If my memory serves me correctly, John M. Lipton owned a filling station on South Main Street just to the North and right next to Frazer's Funeral Home. On the other side of the filling station was a service station owned by the Williams Brothers. Williams Lion Station it was called I believe. For purposes of debate, the difference between a "filling station" and a "service station" was clear cut. Filling stations were just that. They sold Gas and a few incidentals and nothing more whereas service stations provided fuel and maintenance and often ran the gamut in all things mechanical pertaining to an automobile.
One of the attendants who usually worked evenings at the filling station was Mr. O. V. Guest. The year was 1980 and I was 16. " Mr. O. V." had to have been approaching his eighth decade. Mr. Guest had worked in the trucking business as a young man and was not one to mince words. He manned his post with authority and the binoculars he kept at the ready laid to rest any debate about the charges one incurred while filling up. Bear in mind during this era of life in Warren, few things were digital. Real time meant watching the slow numbers turn in the old Gas pumps detailing the the quantity and amount tendered.

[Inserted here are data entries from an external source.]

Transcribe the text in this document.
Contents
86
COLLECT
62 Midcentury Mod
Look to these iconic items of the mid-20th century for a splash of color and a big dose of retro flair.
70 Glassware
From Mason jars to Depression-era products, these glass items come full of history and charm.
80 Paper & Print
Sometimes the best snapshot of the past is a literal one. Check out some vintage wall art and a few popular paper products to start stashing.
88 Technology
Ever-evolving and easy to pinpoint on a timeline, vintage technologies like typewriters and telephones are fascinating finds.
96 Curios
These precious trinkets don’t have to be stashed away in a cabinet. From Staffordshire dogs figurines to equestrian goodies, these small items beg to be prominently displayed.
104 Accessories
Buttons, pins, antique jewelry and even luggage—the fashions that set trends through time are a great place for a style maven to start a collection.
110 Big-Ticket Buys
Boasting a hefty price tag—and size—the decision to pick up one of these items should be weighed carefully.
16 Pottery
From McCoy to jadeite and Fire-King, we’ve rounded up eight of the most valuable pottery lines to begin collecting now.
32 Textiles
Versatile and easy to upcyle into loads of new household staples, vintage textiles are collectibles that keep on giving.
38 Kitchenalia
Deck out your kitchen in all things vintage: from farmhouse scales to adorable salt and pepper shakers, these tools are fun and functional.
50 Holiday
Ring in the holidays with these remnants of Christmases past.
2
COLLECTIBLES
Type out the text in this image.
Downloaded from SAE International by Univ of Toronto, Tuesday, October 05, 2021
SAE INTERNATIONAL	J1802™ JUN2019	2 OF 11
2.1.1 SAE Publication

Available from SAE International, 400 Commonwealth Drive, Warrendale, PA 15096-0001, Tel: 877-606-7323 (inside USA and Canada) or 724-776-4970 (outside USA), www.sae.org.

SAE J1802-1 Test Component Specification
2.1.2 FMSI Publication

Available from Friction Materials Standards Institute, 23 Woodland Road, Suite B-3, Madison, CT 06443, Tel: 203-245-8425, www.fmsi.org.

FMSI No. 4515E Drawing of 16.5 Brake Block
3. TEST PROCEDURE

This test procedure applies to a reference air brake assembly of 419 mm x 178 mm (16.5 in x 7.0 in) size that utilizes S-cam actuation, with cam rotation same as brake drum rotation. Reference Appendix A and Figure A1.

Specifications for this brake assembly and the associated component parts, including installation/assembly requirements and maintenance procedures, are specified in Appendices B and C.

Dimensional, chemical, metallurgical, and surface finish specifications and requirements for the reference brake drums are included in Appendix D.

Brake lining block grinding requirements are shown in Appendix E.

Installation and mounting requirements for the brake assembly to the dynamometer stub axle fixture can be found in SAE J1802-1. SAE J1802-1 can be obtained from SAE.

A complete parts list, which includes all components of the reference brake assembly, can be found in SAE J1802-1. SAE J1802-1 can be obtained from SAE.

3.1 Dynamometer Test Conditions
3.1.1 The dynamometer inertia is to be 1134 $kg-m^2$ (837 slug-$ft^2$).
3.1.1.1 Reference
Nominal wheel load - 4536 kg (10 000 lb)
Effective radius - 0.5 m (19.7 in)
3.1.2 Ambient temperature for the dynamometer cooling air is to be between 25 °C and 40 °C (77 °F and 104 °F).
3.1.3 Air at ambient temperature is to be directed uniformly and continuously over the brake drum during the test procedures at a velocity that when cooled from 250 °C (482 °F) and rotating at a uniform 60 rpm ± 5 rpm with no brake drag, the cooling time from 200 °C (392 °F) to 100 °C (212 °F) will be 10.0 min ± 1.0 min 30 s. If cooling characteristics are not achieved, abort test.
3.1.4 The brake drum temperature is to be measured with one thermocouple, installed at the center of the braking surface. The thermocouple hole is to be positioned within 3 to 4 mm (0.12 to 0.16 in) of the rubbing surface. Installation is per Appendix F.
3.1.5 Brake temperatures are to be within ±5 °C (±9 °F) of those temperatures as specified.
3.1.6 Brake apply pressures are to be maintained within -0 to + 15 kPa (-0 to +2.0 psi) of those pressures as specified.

I will never forget a wisdom pearl that Mr. Guest bequeathed to me on a second-hand basis as the patron in line before me haggled with him over a small amount of money. The sage attendant quelled any objections to the sum due with one simple sentence: " Son: There is no such thing as a half-penny. " Since that time, I still hear Mr. Guest's firm but truthful words anytime I am faced with a situation regarding honor, effort or integrity. Truly, there is no such thing as a "half-penny". You are either in life wholeheartedly or you are not in it at all. You either give your best effort refusing to give up or you fail. You either do what needs to be done whether it requires pain, sacrifice or suffering or you do not complete the task at hand. There is no such thing as a half-penny.
But if not,*
Andrew Goodwin Gibbs
* Since this is the first post, I will explain the closing "But if not". It is my life mantra and is apt as a closing to any letter or entry in this writer's humble opinion.---- In early 1940 the British and their allies sent a force of some 350,000 men into the low countries of Europe to stem the tide of German advance into France, Belgium and Holland. Caught in a brilliant pincer movement by the invading German forces the beleaguered British Expeditionary Force was pushed back to the beaches of the small Belgian town of Dunkirk. To everyone’s surprise the Germans halted their advance to regroup. As England and the world waited for what appeared to be the sure and certain annihilation of 350,000 men a three word message was transmitted from the besieged army at Dunkirk. It read simply, "And if not." The British people understood the biblical import of the cryptic message. It was a reference to the Old Testament book of Daniel, where Daniel and his friends chose death rather than worship an image of the pagan king, "If it be so, our God whom we serve is able to deliver us from the furnace of blazing fire; and He will deliver us out of your hand, O king. But if not, let it be known to you, O king, that we are not going to serve your gods or worship the golden image that you have set up" (Daniel 3:17-18). The British Expeditionary Army, surrounded, cutoff and on the brink of destruction was declaring to Britain and to the world that even in apparent defeat they were, in fact, victorious. The message, more eloquent than a sermon delivered in St. Paul’s Cathedral, galvanized the British people. In a matter of hours thousands of boats of every description headed across the dangerous waters of the English Channel and, at the risk of their own lives from enemy fire, began the evacuation of the heroic but beleaguered army in what historians now refer to as "the miracle of Dunkirk."